By The People, For The People?

Here’s a thought: how about the governments in our democracies acting on behalf of the people? That would be novel.

We here in America could do worse than listen to Yanis Varoufakis on the notions of what a representative government is supposed to do. Notably represent. That is represent those who elected the representatives. I realize this may seem a bit odd to the great forces of the plutocracy who seem to have decided along the way to pervert democracy, upend it, and turn it into a compliant play space for the fulfillment of their own ends, but to those of us dedicated to democratic ideals, it’s a useful start.

Varoufakis is typically eloquent and makes appeal to more philosophy in one New York Times op-ed than we have seen in years of our own tired discourse. Americans, you see, are trapped in their past.
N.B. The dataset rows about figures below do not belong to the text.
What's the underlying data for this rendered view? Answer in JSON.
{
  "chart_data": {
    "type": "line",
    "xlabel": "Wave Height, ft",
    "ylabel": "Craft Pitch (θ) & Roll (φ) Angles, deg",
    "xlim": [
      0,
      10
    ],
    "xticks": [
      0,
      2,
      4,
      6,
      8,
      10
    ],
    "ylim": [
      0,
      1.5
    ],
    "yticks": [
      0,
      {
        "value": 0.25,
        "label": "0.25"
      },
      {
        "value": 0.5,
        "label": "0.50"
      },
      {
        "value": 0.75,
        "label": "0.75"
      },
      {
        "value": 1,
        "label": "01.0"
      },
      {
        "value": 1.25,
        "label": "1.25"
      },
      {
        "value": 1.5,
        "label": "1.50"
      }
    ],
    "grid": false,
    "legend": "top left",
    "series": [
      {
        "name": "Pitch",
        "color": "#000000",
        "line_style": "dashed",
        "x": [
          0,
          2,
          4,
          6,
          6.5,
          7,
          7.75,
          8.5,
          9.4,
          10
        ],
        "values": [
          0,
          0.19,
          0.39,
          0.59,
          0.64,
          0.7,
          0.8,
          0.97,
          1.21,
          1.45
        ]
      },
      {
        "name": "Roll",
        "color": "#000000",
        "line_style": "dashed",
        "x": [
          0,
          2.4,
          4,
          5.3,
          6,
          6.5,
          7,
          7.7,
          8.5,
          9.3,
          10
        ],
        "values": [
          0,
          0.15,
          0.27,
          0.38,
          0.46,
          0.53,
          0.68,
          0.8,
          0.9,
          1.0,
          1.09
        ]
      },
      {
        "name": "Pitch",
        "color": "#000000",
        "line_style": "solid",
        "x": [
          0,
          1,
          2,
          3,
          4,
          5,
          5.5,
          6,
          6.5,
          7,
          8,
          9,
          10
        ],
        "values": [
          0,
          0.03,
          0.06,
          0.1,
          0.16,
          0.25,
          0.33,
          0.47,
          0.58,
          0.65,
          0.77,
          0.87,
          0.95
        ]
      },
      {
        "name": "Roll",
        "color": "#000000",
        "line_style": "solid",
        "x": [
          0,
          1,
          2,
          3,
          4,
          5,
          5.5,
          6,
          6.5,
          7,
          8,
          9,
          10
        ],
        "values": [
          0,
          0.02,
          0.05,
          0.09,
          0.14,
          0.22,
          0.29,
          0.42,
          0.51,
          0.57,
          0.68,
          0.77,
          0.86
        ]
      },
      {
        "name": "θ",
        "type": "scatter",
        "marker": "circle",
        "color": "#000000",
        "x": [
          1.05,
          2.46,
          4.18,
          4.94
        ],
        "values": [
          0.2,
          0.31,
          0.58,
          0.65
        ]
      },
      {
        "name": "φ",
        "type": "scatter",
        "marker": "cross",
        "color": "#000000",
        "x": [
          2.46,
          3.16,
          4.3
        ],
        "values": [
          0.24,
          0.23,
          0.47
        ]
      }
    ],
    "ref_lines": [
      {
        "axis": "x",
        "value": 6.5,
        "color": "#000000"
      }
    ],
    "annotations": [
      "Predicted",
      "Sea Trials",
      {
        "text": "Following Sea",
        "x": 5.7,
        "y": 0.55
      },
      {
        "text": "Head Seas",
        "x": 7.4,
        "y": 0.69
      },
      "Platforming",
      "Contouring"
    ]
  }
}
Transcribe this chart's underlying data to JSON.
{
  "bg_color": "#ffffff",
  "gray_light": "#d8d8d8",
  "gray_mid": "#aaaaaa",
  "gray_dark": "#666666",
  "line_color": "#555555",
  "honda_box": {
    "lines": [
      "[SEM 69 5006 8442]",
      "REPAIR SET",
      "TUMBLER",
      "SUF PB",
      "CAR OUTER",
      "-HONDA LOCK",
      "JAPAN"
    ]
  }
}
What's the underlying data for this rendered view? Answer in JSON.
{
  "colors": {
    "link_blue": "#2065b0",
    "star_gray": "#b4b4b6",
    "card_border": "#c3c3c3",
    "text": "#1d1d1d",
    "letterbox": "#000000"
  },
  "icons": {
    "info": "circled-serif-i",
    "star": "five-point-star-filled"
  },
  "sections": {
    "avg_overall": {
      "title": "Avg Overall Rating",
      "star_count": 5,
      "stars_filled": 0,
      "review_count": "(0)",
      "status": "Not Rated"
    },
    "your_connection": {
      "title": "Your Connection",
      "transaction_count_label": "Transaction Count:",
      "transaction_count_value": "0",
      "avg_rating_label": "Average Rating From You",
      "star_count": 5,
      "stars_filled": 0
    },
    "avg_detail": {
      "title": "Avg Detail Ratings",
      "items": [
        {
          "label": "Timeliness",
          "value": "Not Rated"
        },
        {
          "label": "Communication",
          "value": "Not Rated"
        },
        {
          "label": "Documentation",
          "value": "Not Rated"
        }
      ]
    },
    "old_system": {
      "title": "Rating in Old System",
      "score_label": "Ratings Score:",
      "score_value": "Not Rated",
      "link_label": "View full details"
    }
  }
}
They make appeals only to the so-called Founding Fathers – the small group of landed gentry that, whilst well read and well versed on the current ideas of the late 1700’s, were not able to lift themselves beyond the limitations that their bourgeois status conferred upon them. They despised both democracy and the expansive intervention of government in the economy that healthy democracy necessitates. Their legacy is, thus, a negation of much of modernity and a pretense, belied by the facts, that we ought to keep our government small. The facts in this case being the 20% or so of our economy that is a direct consequence of the government and the unknown, but surely large, knock-on effect of that 20%. So, despite our constant retreat to the ideas of the past and our homilies to the Founding Fathers, the largest single agent operating in our economy is the government.

Which, if we listen to ourselves when we intone the various phrases that represent the basis of our democracy, is us. “We the people”. The government is us. Or at least it is supposed to be. Small government is a lost cause, rightly so, simply because we the people have mobilized it to our advantage. It is a manifestation of our desires precisely because it is us.

Or ought to be.

Which gets us back to Varoufakis.

He and his confreres in the new Greek government are causing quite a fright in the staid halls of European bureaucracy by brazenly referencing the wishes of the people who elected them.

Here’s how he ends his op-ed:

“The major influence here is Immanuel Kant, the German philosopher who taught us that the rational and the free escape the empire of expediency by doing what is right.

How do we know that our modest policy agenda, … , is right in Kant’s terms? We know by looking into the eyes of the hungry in the streets of our cities or contemplating our stressed middle class, or considering the interests of hard-working people in every European village and city within our monetary union. After all, Europe will only regain its soul when it regains the people’s trust by putting their interests center-stage.”

The expediency that we need to escape is actually a drape over the machinations of the plutocracy. It masks the reality that policy is set by, and on behalf of, a small group who managed along the way to insinuate themselves into power and thus size control of the levers of state. In our case it was the drowning of our political system in a flood of money that enabled that seizure of power. That and our antiquated system of representation which bends overly much to protect the rights of minorities against the rights of the majority, and then diffuses what power arises from that process even more across duplicative and self-perpetuating layers of government such that the entire mess operates ineffectively and at cross purposes.

In a modern society with a democratic bent this deliberate befuddlement of government is a haven for plutocratic aspirations.

After all the landed gentry who invented the entire structure designed it to defeat the rise of democracy and to ensure the perpetuation government by good folk like themselves.

Which is not government by us – the people – but by them – the landed, the expert, and the serious few.

Of course when those famous words “we the people” were first uttered they were never meant to denote all the people. It was taken as understood by those in the know that “we the people” meant that special group – the landed, the expert, and the serious few – who could be trusted with the management of the new nation on behalf of that self-same group.

So when Varoufakis suggests that the Greek government can validate its policy agenda, modest though it may be, by simply looking into the eyes of the people, he uttering a radical idea. He is daring to suggest that a democratically elected government ought to govern on behalf of “we the people”. Really. All the people, and that legitimate democracy is government “by the people for the people” where the word people refers to the majority and not to the 1%, big business, and the self-interested bureaucrats who benefit by kowtowing to them.

Who will look into the eyes of the American electorate in 2016? Who will dare to restore democracy here?

Anyone?

Or will “we the people” have to wait a little longer before it is more than a veil over a plutocratic regime?